Ted was a longstanding advocate for life on other worlds, and a supporter of SETI, the Search for Extraterrestrial Intelligence, which other scientists considered a waste of time and money. He grinned happily at Norman now.
“I always knew this would happen-sooner or later, we’d get our proof of intelligent life on other worlds. Now at last we have it, Norman. This is a great moment. And I am especially pleased about the shape.”
“The shape?”
“Of the object down there.”
“What about it?” Norman hadn’t heard anything about the shape.
“I’ve been in the monitor room watching the video feed from the robots. They’re beginning to define the shape beneath the coral. And it’s not round. It is not a flying saucer,” Ted said. “Thank God. Perhaps this will silence the lunatic fringe.” He smiled. “ ‘All things come to him who waits,’ eh?”
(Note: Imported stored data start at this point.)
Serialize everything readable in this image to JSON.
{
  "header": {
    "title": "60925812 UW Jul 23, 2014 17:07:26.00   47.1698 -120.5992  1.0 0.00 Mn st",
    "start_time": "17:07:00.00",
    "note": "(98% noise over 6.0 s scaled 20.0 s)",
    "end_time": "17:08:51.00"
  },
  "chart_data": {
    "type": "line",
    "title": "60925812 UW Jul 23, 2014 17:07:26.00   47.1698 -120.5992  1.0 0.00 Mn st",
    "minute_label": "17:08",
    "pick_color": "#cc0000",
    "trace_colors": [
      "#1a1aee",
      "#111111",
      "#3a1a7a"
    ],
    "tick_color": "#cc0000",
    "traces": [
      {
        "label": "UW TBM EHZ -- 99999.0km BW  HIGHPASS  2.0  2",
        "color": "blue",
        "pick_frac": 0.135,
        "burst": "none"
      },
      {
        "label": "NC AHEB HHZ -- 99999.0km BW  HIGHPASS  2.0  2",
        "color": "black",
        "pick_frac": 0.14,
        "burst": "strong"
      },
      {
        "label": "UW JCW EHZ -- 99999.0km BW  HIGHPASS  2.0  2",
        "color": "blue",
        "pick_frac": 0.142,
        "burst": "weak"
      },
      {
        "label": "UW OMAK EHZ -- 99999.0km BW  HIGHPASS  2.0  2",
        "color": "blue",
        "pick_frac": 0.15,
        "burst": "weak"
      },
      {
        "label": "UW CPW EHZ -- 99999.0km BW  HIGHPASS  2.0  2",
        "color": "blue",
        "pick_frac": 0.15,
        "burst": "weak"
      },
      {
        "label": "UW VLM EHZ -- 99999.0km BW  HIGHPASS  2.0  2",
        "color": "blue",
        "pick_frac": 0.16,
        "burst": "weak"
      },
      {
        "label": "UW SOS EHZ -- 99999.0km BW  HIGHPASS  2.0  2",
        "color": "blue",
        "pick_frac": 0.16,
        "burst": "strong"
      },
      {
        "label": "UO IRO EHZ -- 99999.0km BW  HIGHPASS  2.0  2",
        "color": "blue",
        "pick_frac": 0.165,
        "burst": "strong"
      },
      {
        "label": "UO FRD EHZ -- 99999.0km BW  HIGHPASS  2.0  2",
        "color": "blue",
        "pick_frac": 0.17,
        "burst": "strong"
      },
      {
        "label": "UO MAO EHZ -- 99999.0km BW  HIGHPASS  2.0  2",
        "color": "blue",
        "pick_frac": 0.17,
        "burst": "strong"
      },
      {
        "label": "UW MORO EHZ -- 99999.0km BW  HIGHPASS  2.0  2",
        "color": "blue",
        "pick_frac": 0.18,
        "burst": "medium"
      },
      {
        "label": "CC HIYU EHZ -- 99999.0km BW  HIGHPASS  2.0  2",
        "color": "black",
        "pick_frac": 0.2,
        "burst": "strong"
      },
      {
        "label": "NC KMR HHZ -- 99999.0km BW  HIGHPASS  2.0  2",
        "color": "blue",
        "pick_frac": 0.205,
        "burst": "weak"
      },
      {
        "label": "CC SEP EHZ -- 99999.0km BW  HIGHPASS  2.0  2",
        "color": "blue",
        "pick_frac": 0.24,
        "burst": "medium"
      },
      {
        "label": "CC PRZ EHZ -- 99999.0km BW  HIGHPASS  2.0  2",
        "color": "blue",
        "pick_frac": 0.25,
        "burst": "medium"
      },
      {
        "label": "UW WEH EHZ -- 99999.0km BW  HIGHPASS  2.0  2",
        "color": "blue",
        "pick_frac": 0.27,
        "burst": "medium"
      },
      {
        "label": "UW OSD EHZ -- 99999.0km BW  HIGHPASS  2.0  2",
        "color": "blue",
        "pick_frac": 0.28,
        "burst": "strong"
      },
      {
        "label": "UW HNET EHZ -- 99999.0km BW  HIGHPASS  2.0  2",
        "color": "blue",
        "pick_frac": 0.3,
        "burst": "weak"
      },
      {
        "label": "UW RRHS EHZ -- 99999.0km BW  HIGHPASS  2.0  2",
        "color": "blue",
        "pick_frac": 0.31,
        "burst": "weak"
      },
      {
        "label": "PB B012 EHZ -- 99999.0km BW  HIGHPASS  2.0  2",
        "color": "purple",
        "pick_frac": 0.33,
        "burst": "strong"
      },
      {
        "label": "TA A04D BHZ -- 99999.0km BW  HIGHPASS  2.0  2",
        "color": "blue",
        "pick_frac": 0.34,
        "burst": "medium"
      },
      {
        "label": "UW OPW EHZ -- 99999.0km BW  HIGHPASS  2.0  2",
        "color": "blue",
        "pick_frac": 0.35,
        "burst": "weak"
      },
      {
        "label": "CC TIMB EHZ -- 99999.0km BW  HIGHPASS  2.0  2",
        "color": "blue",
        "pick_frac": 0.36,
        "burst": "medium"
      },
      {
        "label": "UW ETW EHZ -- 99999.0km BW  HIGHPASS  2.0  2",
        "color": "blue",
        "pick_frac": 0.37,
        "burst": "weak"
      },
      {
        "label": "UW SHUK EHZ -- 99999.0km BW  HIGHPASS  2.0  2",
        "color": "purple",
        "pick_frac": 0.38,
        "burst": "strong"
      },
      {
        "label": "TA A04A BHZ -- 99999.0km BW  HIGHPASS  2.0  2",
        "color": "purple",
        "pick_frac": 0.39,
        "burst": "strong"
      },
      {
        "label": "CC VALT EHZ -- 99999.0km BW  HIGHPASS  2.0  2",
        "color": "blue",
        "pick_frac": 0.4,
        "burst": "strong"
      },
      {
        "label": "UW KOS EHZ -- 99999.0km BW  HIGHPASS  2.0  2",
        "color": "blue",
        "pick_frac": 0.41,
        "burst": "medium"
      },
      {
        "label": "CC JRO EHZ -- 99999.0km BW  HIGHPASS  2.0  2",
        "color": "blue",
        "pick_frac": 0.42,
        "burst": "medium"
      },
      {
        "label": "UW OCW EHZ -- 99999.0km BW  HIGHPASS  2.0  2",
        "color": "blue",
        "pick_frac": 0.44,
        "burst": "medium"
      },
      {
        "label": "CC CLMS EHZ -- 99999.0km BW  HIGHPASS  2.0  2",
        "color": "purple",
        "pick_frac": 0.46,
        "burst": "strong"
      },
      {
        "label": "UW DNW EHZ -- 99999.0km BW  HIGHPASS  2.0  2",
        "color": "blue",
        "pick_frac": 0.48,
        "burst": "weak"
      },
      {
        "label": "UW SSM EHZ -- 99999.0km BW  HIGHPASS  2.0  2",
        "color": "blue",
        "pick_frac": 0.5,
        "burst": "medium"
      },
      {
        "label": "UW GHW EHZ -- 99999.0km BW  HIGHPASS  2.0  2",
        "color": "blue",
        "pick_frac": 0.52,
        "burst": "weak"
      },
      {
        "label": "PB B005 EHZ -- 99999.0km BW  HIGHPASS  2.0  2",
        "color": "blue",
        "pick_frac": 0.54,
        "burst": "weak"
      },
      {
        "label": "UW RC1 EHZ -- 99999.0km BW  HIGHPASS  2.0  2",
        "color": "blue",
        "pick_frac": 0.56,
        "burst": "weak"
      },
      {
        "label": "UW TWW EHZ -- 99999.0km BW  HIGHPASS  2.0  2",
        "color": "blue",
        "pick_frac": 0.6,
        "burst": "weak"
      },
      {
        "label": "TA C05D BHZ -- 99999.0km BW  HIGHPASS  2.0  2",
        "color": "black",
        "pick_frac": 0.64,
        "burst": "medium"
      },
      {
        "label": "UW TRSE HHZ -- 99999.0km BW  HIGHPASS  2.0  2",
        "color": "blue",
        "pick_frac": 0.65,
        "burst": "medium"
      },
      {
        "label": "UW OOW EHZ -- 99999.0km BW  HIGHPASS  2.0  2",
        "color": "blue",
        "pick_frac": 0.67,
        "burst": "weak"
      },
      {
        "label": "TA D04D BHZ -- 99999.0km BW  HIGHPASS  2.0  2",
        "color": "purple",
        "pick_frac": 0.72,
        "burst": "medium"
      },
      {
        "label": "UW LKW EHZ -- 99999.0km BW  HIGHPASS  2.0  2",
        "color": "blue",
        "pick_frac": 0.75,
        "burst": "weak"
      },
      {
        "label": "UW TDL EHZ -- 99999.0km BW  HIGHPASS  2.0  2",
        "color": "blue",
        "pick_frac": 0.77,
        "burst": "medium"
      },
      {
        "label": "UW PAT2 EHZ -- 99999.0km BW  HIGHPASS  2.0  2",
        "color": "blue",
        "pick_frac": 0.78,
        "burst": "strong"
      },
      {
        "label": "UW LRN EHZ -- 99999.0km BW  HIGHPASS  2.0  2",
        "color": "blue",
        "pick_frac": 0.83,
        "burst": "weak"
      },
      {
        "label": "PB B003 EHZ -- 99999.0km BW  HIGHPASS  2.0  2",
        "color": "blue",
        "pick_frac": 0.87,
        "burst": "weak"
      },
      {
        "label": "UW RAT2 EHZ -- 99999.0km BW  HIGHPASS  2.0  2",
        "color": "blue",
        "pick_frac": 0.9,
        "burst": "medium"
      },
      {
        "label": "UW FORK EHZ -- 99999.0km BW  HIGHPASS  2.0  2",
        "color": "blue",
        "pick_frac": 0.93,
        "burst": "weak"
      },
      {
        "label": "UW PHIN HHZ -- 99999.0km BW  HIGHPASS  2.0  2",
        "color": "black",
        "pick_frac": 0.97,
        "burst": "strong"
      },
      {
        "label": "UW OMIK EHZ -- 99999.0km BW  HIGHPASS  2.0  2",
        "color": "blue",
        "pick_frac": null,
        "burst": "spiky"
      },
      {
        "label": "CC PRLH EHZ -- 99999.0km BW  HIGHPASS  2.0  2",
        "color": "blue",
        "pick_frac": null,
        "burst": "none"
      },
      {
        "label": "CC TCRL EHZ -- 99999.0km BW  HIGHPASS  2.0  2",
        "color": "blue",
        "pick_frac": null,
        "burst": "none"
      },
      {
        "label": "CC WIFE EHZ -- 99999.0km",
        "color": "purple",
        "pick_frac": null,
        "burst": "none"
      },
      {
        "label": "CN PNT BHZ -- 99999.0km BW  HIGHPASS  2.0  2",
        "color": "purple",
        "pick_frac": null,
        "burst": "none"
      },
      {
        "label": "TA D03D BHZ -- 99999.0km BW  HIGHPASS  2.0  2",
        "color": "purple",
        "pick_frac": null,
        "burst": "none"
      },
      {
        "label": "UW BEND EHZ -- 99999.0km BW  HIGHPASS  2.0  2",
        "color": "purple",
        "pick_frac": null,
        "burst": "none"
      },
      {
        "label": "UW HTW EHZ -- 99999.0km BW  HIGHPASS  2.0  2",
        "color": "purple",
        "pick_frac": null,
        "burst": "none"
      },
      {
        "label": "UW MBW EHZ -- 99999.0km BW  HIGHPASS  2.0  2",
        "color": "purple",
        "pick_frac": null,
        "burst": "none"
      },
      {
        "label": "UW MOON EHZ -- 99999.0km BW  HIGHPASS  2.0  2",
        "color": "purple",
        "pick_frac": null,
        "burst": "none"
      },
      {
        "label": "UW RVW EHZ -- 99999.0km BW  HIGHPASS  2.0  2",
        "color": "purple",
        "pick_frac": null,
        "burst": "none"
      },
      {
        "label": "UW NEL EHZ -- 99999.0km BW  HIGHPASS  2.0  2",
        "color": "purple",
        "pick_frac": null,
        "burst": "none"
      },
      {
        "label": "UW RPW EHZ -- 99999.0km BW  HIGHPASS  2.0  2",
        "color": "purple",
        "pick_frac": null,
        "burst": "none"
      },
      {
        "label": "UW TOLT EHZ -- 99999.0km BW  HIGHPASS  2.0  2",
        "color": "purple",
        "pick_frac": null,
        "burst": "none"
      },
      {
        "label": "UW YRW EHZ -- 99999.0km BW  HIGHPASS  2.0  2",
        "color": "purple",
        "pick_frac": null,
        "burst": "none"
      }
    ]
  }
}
“I guess so,” Norman said. He wasn’t sure what Fielding meant, but Ted tended to literary quotations. Ted saw himself as a Renaissance man, and random quotations from Rousseau and Lao-tsu were one way to remind you of it. Yet there was nothing mean-spirited about him; someone once said that Ted was “a brand-name guy,” and that carried over to his speech as well. There was an innocence, almost a naivete to Ted Fielding that was endearing and genuine. Norman liked him.
He wasn’t so sure about Harry Adams, the reserved Princeton mathematician Norman hadn’t seen for six years. Harry was now a tall, very thin black man with wire-frame glasses and a perpetual frown. He wore a T-shirt that said “Mathematicians Do It Correctly”; it was the kind of thing a student would wear, and indeed, Adams appeared even younger than his thirty years; he was clearly the youngest member of the group-and arguably the most important.
Many theorists argued that communication with extraterrestrials would prove impossible, because human beings would have nothing in common with them. These thinkers pointed out that just as human bodies represented the outcome of many evolutionary events, so did human thought. Like our bodies, our ways of thinking could easily have turned out differently; there was nothing inevitable about how we looked at the universe.